Noi abbiamo il dovere di lavorare per una scuola che renda tutti capaci di comprendere testi anche difficili, in un paese dove oltre metà della popolazione non è in grado di leggere una scrittura complessa, ma questo non deve andare a scapito della costruzione della capacità di ragionare e sviluppare il proprio spirito critico.

Il paradosso è che la conversazione si pratica spesso nella scuola dell’infanzia e nella primaria e molto meno nelle classi superiori, quando sarebbe ancor più necessario per contrastare la progressiva alienazione e allontanamento dei ragazzi dallo studio. Non è facile costruire una scuola capace di democrazia e di dialogo perché noi insegnanti non siamo stati formati per questa pratica. Salvo rare eccezione, infatti, scuole superiori e università non sono luoghi di discussione quanto piuttosto di trasmissione: i dati ci dicono che più del 70 % del tempo è ancora impiegato in lezioni frontali, in barba a tutte le belle parole sulla didattica dei laboratori.

M. A. — Mi chiedo allora se una disciplina finalizzata alla pratica del pensiero critico, come la filosofia, non trovi il luogo più adatto per potere essere esercitata, il proprio “luogo naturale”, nella scuola primaria e dell’infanzia. Di fronte all’ipostatizzazione della filosofia nella lezione frontale sulla storia della filosofia non sarebbe più auspicabile introdurre un insegnamento della filosofia nella scuola primaria, magari nella forma molto in voga della Philosophy for Children?

F. L.Mi piacerebbe che la pratica filosofica, il discutere a fondo, ciò che John Campbell definiva «il guardare il sorgere dei pensieri come in una moviola», ovvero l’attitudine ad avere un rapporto vivo con i propri pensieri, esistesse già nella scuola dell’infanzia.

In una scuola spesso sorda a tutto ciò sono favorevole al fatto che ci siano progetti anche con etichette alla moda, come la Philosophy for Children. È chiaro che una volta mosse le acque con i progetti mirati e seri, mi piacerebbe che poi si desse continuità a queste pratiche.
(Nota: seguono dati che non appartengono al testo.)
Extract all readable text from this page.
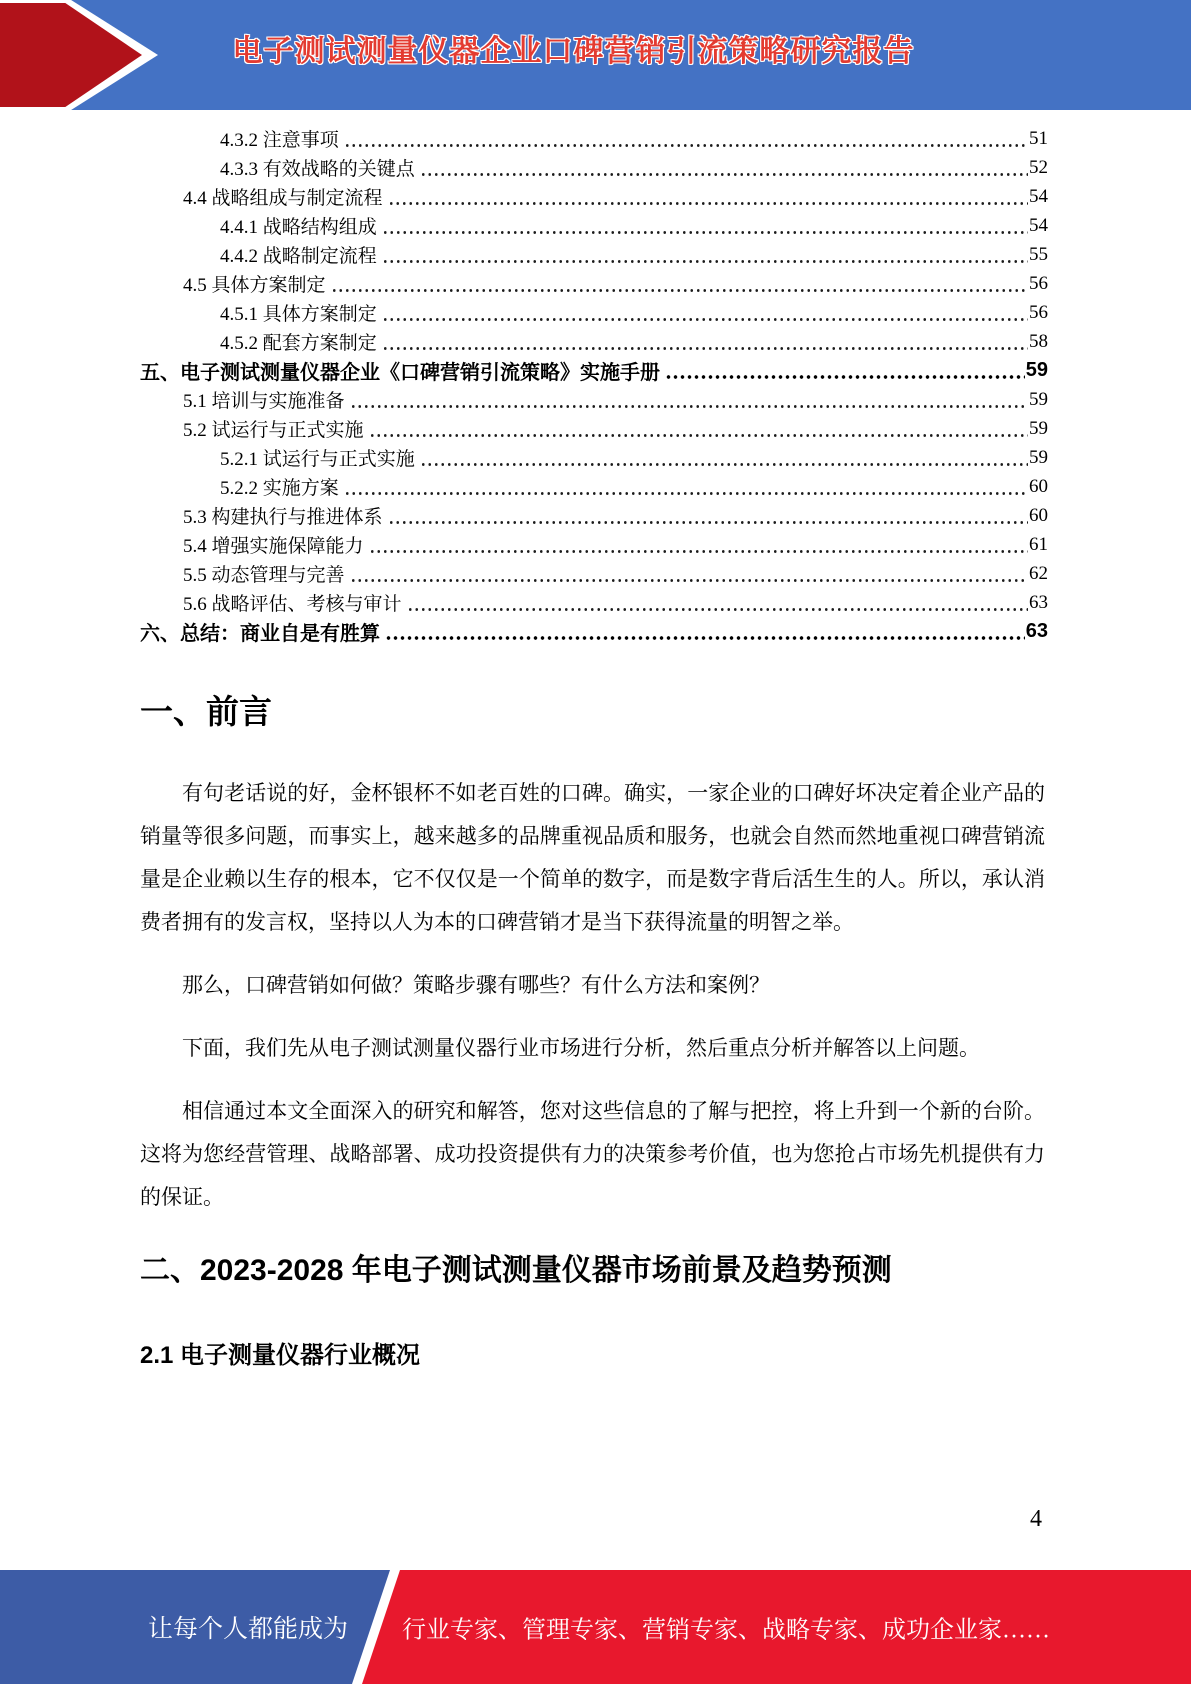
电子测试测量仪器企业口碑营销引流策略研究报告
4.3.2 注意事项	51
4.3.3 有效战略的关键点	52
4.4 战略组成与制定流程	54
4.4.1 战略结构组成	54
4.4.2 战略制定流程	55
4.5 具体方案制定	56
4.5.1 具体方案制定	56
4.5.2 配套方案制定	58
五、电子测试测量仪器企业《口碑营销引流策略》实施手册	59
5.1 培训与实施准备	59
5.2 试运行与正式实施	59
5.2.1 试运行与正式实施	59
5.2.2 实施方案	60
5.3 构建执行与推进体系	60
5.4 增强实施保障能力	61
5.5 动态管理与完善	62
5.6 战略评估、考核与审计	63
六、总结：商业自是有胜算	63
一、前言

有句老话说的好，金杯银杯不如老百姓的口碑。确实，一家企业的口碑好坏决定着企业产品的销量等很多问题，而事实上，越来越多的品牌重视品质和服务，也就会自然而然地重视口碑营销流量是企业赖以生存的根本，它不仅仅是一个简单的数字，而是数字背后活生生的人。所以，承认消费者拥有的发言权，坚持以人为本的口碑营销才是当下获得流量的明智之举。

那么，口碑营销如何做？策略步骤有哪些？有什么方法和案例？

下面，我们先从电子测试测量仪器行业市场进行分析，然后重点分析并解答以上问题。

相信通过本文全面深入的研究和解答，您对这些信息的了解与把控，将上升到一个新的台阶。这将为您经营管理、战略部署、成功投资提供有力的决策参考价值，也为您抢占市场先机提供有力的保证。

二、2023-2028 年电子测试测量仪器市场前景及趋势预测
2.1 电子测量仪器行业概况
4
让每个人都能成为 行业专家、管理专家、营销专家、战略专家、成功企业家……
Si può iniziare magari dedicando un’ora a settimana al dialogo su temi, ma poi io auspico che si faccia “filosofia” insegnando matematica, storia, religioni, altrimenti, se il filosofare lo metti in un recinto, rischia di divenire un controsenso.
La filosofia nelle prime classi non può essere una disciplina a se stante, è innanzitutto il prendere progressiva coscienza e costruire una metaconoscenza che ci aiuti a comprendere ciò che facciamo. Il linguaggio ne è pieno: basta riflettere sulla lingua per fare filosofia. Il problema vero è quindi quello della formazione di noi insegnanti, formare gli insegnanti a questa attitudine, al dare valore al pensiero che indaga a qualsiasi età. E darsi tempo. Bisogna darci tempo per fare tutto ciò, quindi scegliere, affrontare meno contenuti, ma trattarli con grande profondità. Allora si fa filosofia. Non è aggiungendo ma togliendo che si trova lo spazio per fare filosofia. Il lavoro nella scuola per me dovrebbe essere prevalentemente un lavoro di scultura: noi dobbiamo togliere, togliere, togliere… per trovare le cose essenziali.